Code generation tools driven by artificial intelligence have recently become more popular due to advancements in deep learning and natural language processing that have increased their capabilities. The proliferation of these tools may be a double-edged sword because while they can increase developer productivity by making it easier to write code, research has shown that they can also generate insecure code. In this paper, we perform a user-centered evaluation GitHub's Copilot to better understand its strengths and weaknesses with respect to code security. We conduct a user study where participants solve programming problems (with and without Copilot assistance) that have potentially vulnerable solutions. The main goal of the user study is to determine how the use of Copilot affects participants' security performance. In our set of participants (n=25), we find that access to Copilot accompanies a more secure solution when tackling harder problems. For the easier problem, we observe no effect of Copilot access on the security of solutions. We also observe no disproportionate impact of Copilot use on particular kinds of vulnerabilities. Our results indicate that there are potential security benefits to using Copilot, but more research is warranted on the effects of the use of code generation tools on technically complex problems with security requirements.

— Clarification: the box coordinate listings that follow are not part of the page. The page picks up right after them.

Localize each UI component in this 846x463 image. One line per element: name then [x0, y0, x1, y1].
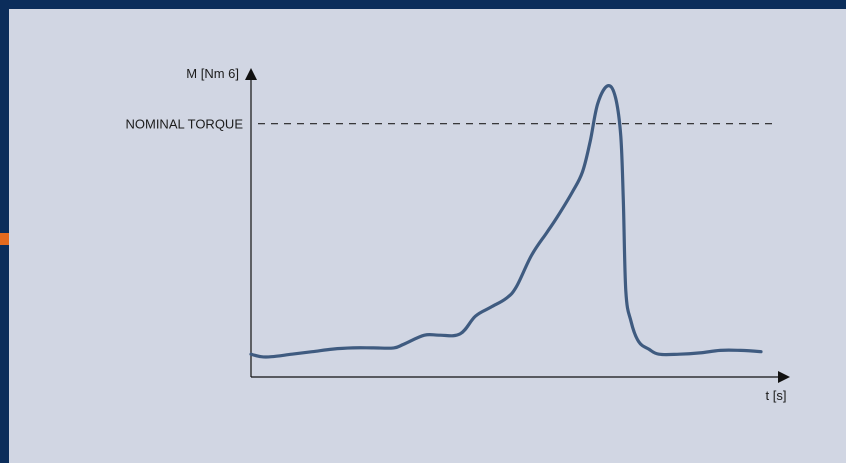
nominal-torque-label: NOMINAL TORQUE [125, 117, 243, 132]
y-axis-label: M [Nm 6] [186, 66, 239, 81]
x-axis-arrow [778, 371, 790, 383]
x-axis-label: t [s] [766, 388, 787, 403]
accent-bar [0, 233, 9, 245]
y-axis-arrow [245, 68, 257, 80]
chart-panel [9, 9, 846, 463]
torque-series-line [249, 84, 763, 359]
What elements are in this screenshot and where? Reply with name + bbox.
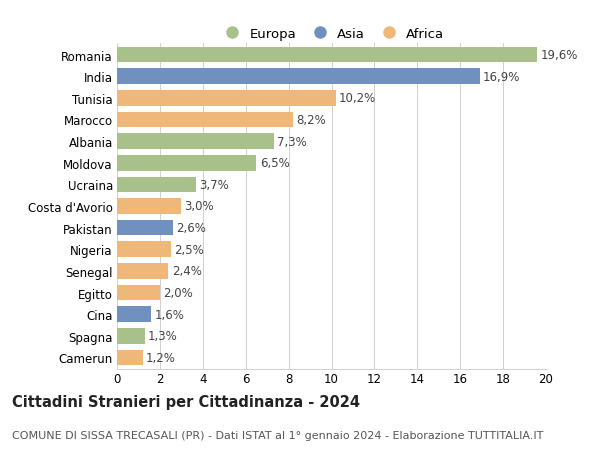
Text: 16,9%: 16,9% — [483, 71, 520, 84]
Bar — [117, 112, 293, 128]
Legend: Europa, Asia, Africa: Europa, Asia, Africa — [214, 22, 449, 46]
Bar — [117, 69, 479, 85]
Bar — [117, 285, 160, 301]
Text: 7,3%: 7,3% — [277, 135, 307, 148]
Bar — [117, 220, 173, 236]
Text: 6,5%: 6,5% — [260, 157, 289, 170]
Bar — [117, 350, 143, 365]
Bar — [117, 156, 256, 171]
Text: Cittadini Stranieri per Cittadinanza - 2024: Cittadini Stranieri per Cittadinanza - 2… — [12, 394, 360, 409]
Text: 3,7%: 3,7% — [200, 179, 229, 191]
Text: 2,0%: 2,0% — [163, 286, 193, 299]
Text: COMUNE DI SISSA TRECASALI (PR) - Dati ISTAT al 1° gennaio 2024 - Elaborazione TU: COMUNE DI SISSA TRECASALI (PR) - Dati IS… — [12, 431, 544, 440]
Text: 3,0%: 3,0% — [185, 200, 214, 213]
Bar — [117, 242, 170, 257]
Bar — [117, 91, 336, 106]
Text: 8,2%: 8,2% — [296, 114, 326, 127]
Text: 2,6%: 2,6% — [176, 222, 206, 235]
Text: 1,6%: 1,6% — [155, 308, 184, 321]
Text: 1,3%: 1,3% — [148, 330, 178, 342]
Bar — [117, 177, 196, 193]
Bar — [117, 48, 538, 63]
Bar — [117, 134, 274, 150]
Text: 1,2%: 1,2% — [146, 351, 176, 364]
Bar — [117, 328, 145, 344]
Text: 2,5%: 2,5% — [174, 243, 203, 256]
Bar — [117, 263, 169, 279]
Text: 10,2%: 10,2% — [339, 92, 376, 105]
Bar — [117, 307, 151, 322]
Text: 19,6%: 19,6% — [541, 49, 578, 62]
Text: 2,4%: 2,4% — [172, 265, 202, 278]
Bar — [117, 199, 181, 214]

翻译：近年来，受深度学习与自然语言处理技术进步的推动，人工智能驱动的代码生成工具因其能力提升而日益普及。这类工具的普及可能是一把双刃剑：虽然它们通过简化代码编写流程能提升开发者工作效率，但研究表明它们也可能生成不安全的代码。本文通过用户中心的评估方法，探究GitHub Copilot在代码安全方面的优势与不足。我们开展了一项用户研究，要求参与者解决存在潜在漏洞的编程问题（分别在有/无Copilot辅助条件下进行）。该用户研究的主要目标是分析Copilot的使用如何影响参与者的安全表现。在25名参与者样本中，我们发现：当解决较复杂问题时，使用Copilot的参与者提交的代码更具安全性；而对于较简单问题，是否使用Copilot对解决方案的安全性无显著影响。此外，我们未观察到Copilot的使用对特定类型漏洞产生不成比例的影响。研究结果表明，使用Copilot可能带来安全收益，但关于代码生成工具在具有安全需求的技术复杂问题中的影响，仍需开展更深入的研究。